Airport Wi-Fi operator ICOA released its latest securities filing, and it's interesting reading: The pink-sheet-traded firm's 10-KSB form shows that their revenue is way up--but they have enormous accrued debt and liability, too. The largest hotspot operators in North America are either private (cf., Wayport, Surf and Sip, Fatport) or part of larger entities that don't break out hotspot revenue, expense, and funding (cf., SBC-aka-AT&T, T-Mobile). ICOA is thus the largest firm which provides primarily hotspot access for which I have seen actual financial filings. (Please note that this post doesn't constitute financial or investing advice of any kind.)
The company's fiscal 2005 revenue was up 111 percent over FY2004, from $1.2m to $2.5m, which is a significant uptick, representing the continued maturity of the airport Wi-Fi market and the partnerships they have with aggregators for resale. However, the firm reported a net loss of $9.2m, although that includes $5.3m in one-time costs and accounting charges.

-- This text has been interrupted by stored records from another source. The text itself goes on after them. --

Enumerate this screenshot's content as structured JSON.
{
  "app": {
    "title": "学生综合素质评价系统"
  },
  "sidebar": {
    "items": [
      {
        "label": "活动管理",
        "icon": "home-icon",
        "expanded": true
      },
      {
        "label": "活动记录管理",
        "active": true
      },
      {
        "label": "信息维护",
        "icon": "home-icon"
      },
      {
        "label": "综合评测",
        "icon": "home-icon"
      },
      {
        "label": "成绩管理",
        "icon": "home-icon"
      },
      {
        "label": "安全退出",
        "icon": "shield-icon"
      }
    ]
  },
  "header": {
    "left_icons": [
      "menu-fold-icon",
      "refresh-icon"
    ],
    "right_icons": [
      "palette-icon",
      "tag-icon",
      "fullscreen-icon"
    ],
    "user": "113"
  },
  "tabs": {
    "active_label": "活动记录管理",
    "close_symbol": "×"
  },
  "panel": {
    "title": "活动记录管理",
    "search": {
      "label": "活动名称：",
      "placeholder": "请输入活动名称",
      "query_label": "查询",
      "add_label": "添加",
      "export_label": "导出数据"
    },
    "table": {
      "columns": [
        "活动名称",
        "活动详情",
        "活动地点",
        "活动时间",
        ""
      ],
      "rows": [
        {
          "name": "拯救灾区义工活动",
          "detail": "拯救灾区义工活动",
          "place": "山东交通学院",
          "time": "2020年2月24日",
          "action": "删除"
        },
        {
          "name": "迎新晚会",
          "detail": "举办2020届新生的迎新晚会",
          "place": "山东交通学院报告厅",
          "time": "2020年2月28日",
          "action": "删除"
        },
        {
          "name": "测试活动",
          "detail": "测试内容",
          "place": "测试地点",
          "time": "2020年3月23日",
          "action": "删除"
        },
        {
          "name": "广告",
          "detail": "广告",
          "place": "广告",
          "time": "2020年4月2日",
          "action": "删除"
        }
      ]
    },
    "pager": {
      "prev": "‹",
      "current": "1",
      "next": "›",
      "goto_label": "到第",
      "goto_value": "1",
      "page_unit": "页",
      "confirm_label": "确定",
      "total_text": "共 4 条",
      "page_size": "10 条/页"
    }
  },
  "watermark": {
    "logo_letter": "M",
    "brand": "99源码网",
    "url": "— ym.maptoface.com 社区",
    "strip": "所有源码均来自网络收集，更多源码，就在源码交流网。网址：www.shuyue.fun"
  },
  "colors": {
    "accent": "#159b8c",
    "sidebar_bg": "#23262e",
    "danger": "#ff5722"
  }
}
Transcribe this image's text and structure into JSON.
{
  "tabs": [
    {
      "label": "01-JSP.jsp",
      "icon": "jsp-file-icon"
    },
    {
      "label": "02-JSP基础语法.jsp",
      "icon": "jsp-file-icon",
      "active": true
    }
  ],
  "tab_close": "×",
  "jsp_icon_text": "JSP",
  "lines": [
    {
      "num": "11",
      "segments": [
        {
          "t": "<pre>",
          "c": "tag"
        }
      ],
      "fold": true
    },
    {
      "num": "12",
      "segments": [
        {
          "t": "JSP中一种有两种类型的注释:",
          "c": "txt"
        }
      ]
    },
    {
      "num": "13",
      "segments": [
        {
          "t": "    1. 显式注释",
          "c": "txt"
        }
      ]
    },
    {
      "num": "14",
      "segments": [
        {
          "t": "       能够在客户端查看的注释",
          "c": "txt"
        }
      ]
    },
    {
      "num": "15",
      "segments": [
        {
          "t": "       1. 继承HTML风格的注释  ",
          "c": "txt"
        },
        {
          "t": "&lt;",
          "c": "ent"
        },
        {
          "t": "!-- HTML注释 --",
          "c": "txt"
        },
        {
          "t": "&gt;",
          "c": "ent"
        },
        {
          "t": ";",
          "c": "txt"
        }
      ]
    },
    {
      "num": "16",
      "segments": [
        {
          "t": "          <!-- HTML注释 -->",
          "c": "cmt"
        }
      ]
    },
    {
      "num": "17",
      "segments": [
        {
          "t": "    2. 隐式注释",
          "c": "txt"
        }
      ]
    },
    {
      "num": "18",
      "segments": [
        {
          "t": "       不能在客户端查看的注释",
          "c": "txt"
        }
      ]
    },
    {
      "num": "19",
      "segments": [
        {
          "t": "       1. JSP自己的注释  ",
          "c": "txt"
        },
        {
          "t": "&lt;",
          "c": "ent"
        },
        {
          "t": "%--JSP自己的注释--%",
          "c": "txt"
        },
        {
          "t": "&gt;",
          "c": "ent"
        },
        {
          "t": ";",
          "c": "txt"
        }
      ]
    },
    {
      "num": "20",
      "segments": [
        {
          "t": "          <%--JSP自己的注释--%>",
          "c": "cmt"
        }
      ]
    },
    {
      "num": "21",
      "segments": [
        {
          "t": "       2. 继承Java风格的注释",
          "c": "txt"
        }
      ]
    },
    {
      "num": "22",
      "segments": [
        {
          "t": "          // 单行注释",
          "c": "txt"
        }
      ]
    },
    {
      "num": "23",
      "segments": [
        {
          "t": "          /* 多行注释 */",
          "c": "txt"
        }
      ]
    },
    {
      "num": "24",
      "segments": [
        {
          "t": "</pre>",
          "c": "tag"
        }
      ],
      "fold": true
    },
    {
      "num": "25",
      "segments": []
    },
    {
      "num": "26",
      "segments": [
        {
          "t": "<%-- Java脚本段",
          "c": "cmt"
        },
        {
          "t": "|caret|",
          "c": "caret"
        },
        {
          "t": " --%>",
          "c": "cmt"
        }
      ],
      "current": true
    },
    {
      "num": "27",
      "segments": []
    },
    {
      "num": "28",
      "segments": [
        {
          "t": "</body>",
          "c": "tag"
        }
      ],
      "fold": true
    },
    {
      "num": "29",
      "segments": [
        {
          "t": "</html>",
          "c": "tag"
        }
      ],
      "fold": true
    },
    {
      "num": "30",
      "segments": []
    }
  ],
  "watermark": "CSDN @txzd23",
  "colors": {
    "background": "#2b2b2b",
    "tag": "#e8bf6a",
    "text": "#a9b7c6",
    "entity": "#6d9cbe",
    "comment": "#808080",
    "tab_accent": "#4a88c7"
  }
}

Their statement shows a total of $19m in capital inflow but due to -$23.4m in accumulated deficits, the stockholders' deficit is -$4.2m. Their current liabilities also far outweigh current assets. A statement on the viability of the firm as a going concern notes, "The Company needs to raise a minimum of $2,200,000 through public or private debt or sale of equity to continue expanding communications services, voice, facsimile, data and electronic publishing network and the service operation center, and to develop and implement additional contracts at airports, hotels and retail locations in order to continue placing terminals in high traffic locations."
While these statements and numbers are interesting, I'd have to say that revenue and growth are the most fascinating part of this story. ICOA has grown through partnerships with 2nd and 3rd tier airports around North America that have significant enough traffic and yet small enough operations that it's likely both the capital investment and operational costs are much lower and the margins higher than at the 1st tier airports. They've also purchased a number of firms in the same or related businesses, expanding their ability to leverage fixed costs across a larger footprint and array of services.
While the deficits and liabilities are large relative to current earnings, their upside on earnings with current locations is much, much higher than they're seeing now based on passenger numbers and other factors. This note in the report shows that level of growth: "As of January 27, 2006, our airport footprint has expanded by 258% compared to the same time last year, from 7 to 25 facilities with a related 205% increase in annual passenger coverage from 20 million to over 61 million."
There's no way to predict the success of a firm that is leveraged so highly on execution--keeping the Wi-Fi going, keeping partnerships working, keeping technical infrastructure intact, handling billing and complaints. But these numbers at least provide some guidance for those wondering how much it costs to build Wi-Fi networks, anyway.